When exiting X while the machine is docked, the refresh or syncing rate are completely wrong and I cannot see anything. My shell is there, the screen is just a blur of colors, or sometimes some solid vertical lines. The only solution is to reboot (issue a halt and stop/start, or issue a reboot command) , or I can restart x. The machine is running properly, I just cant read the screen  :Smile:  This will happen when docked and using an external monitor. If I use the laptop screen (not docked) all is fine on starts and exits. 
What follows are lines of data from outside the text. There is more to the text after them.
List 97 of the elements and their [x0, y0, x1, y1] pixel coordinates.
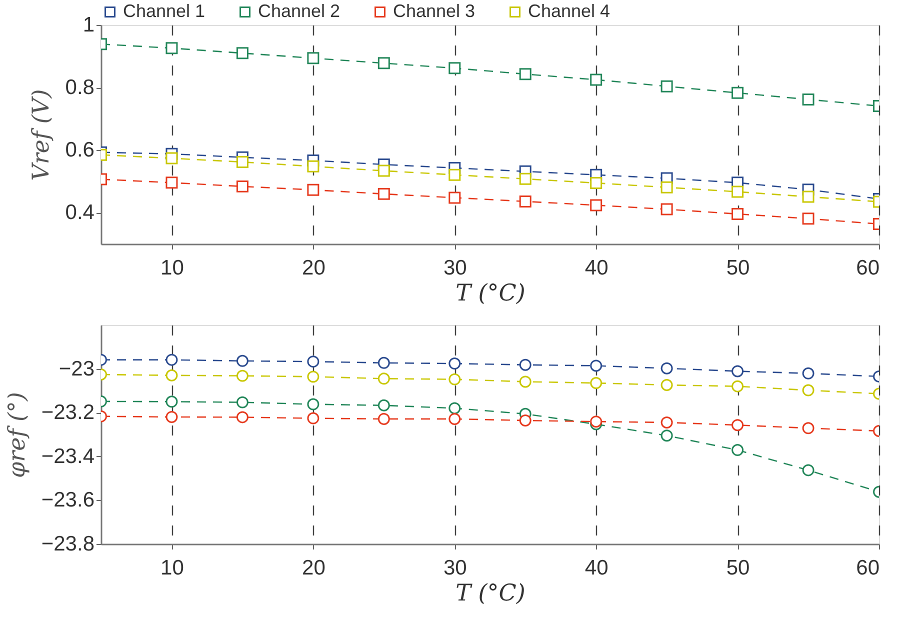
point — [732, 419, 744, 432]
legend-label: Channel 4 — [528, 1, 610, 21]
x-tick-label: 30 — [443, 556, 467, 580]
point — [236, 370, 248, 382]
point — [448, 402, 461, 414]
point — [590, 416, 602, 428]
x-tick-label: 50 — [726, 556, 750, 580]
y-tick-label: 0.8 — [65, 76, 94, 100]
point — [732, 186, 744, 198]
point — [590, 74, 602, 86]
legend-label: Channel 3 — [393, 1, 476, 21]
x-tick-label: 20 — [302, 256, 326, 280]
point — [590, 199, 602, 212]
point — [307, 356, 320, 368]
point — [378, 356, 390, 369]
y-tick-label: −23.6 — [41, 488, 94, 512]
x-axis-title: T (°C) — [456, 580, 526, 606]
point — [660, 416, 673, 428]
point — [378, 399, 390, 412]
x-tick-label: 20 — [302, 556, 326, 580]
x-tick-label: 30 — [443, 256, 467, 280]
point — [378, 164, 390, 177]
y-tick-label: −23.2 — [41, 401, 94, 424]
point — [519, 358, 532, 371]
point — [166, 369, 178, 382]
point — [236, 354, 248, 367]
x-tick-label: 60 — [856, 556, 880, 580]
point — [802, 190, 814, 203]
x-tick-label: 60 — [856, 256, 880, 280]
point — [307, 398, 320, 410]
y-tick-label: −23 — [58, 357, 94, 380]
y-tick-label: 0.4 — [65, 201, 95, 224]
point — [519, 414, 532, 426]
point — [732, 380, 744, 392]
point — [166, 176, 178, 189]
point — [519, 376, 532, 388]
point — [307, 52, 320, 64]
point — [802, 367, 814, 380]
point — [236, 396, 248, 408]
point — [802, 422, 814, 434]
point — [307, 412, 320, 424]
point — [732, 208, 744, 220]
point — [166, 152, 178, 164]
y-tick-label: 1 — [82, 14, 94, 36]
point — [236, 180, 248, 192]
y-axis-title: φref (°) — [4, 392, 30, 478]
point — [802, 212, 814, 225]
point — [519, 68, 532, 80]
legend-label: Channel 1 — [123, 1, 206, 21]
point — [802, 464, 814, 476]
point — [590, 377, 602, 390]
point — [448, 358, 461, 370]
point — [448, 373, 461, 386]
point — [307, 184, 320, 196]
y-axis-title: Vref (V) — [28, 89, 54, 181]
point — [307, 370, 320, 383]
point — [236, 411, 248, 424]
x-axis-title: T (°C) — [456, 280, 526, 306]
point — [448, 62, 461, 74]
point — [236, 47, 248, 60]
x-tick-label: 40 — [584, 256, 608, 280]
point — [166, 396, 178, 408]
point — [732, 365, 744, 378]
point — [802, 93, 814, 106]
point — [448, 412, 461, 425]
x-tick-label: 50 — [726, 256, 750, 280]
point — [166, 354, 178, 366]
point — [732, 444, 744, 456]
point — [448, 168, 461, 181]
point — [590, 360, 602, 372]
point — [590, 177, 602, 189]
point — [660, 362, 673, 374]
point — [166, 410, 178, 423]
point — [307, 160, 320, 172]
x-tick-label: 40 — [584, 556, 608, 580]
y-tick-label: −23.8 — [41, 532, 94, 556]
x-tick-label: 10 — [160, 556, 184, 580]
point — [660, 379, 673, 391]
point — [660, 80, 673, 92]
point — [448, 192, 461, 204]
point — [802, 384, 814, 396]
point — [660, 181, 673, 194]
y-tick-label: −23.4 — [41, 444, 95, 468]
point — [519, 195, 532, 208]
point — [378, 372, 390, 385]
point — [166, 42, 178, 54]
point — [378, 412, 390, 425]
point — [378, 188, 390, 200]
x-tick-label: 10 — [160, 256, 184, 280]
point — [519, 172, 532, 185]
point — [732, 86, 744, 99]
point — [236, 156, 248, 168]
point — [660, 430, 673, 442]
point — [378, 57, 390, 70]
point — [660, 203, 673, 216]
legend-label: Channel 2 — [258, 1, 340, 21]
y-tick-label: 0.6 — [65, 138, 94, 162]
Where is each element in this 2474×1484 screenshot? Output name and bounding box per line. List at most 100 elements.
Any suggestions to solve this?

----------

## Xinos

Looking at the XF86Config file I would try to setup a new Device and Monitor for the docking station and then specify the docking station when you run  X windows. You will have to add a new section portion to this file and then change the Device and Monitor. For your new monitor change your refresh and sync lines to whatever you need. Let us know if this fixes you problem. Below is an example of the XF86Config Screen portion where you will specify "Screen 2":

# Any number of screen sections may be present.  Each describes

# the configuration of a single screen.  A single specific screen section

# may be specified from the X server command line with the "-screen"

# option.

Section "Screen"

    Identifier  "Screen 1"

    Device      "matrox"

    Monitor     "m500"

    DefaultDepth 24

    Subsection "Display"

        Depth       8

        Modes       "800x600" "1024x768"

        ViewPort    0 0

    EndSubsection

    Subsection "Display"

----------

## niqdanger

[quote="Xinos"]Looking at the XF86Config file I would try to setup a new Device and Monitor for the docking station and then specify the docking station when you run  X windows. You will have to add a new section portion to this file and then change the Device and Monitor. For your new monitor change your refresh and sync lines to whatever you need. Let us know if this fixes you problem. Below is an example of the XF86Config Screen portion where you will specify "Screen 2":

I am not so sure it is the monitor setting in X that is at fault, or the screen section. Intrestingly, if I run X and quit X with the machine docked, but not using the external monitor, I get my shell back just fine. 

At this point, simply attempting to use the external monitor (via 'Function  F5' keystroke)  sends both the internal and external into fits. Fixable by either restarting X or by restarting the machine (halt or reboot) 

Simply using the eternal display in my shell offers no odd behavior, switching into and out of flawlessly

So it has to be a problem in the S3 driver in X, correct? Maybe I need to toggle some of the driver options. I'll try a few things and post back, but Im open to suggestions.

----------

## niqdanger

Ok, I tried compiling the redhat kernel sources and running that kernel, but it didnt work.  I have also tried running the X server from here (http://www.probo.com/timr/savage40.html) and I still have the same result.

(And I did install RH7.3 on another drive and it worked as it should, but I really dont want to use RH7.3, Im linking Gentoo)

-Nick

----------

## niqdanger

Ok, I tried compiling the redhat kernel sources and running that kernel, but it didnt work.  I have also tried running the X server from here (http://www.probo.com/timr/savage40.html) and I still have the same result.

(And I did install RH7.3 on another drive and it worked as it should, but I really dont want to use RH7.3, Im linking Gentoo)

-Nick

----------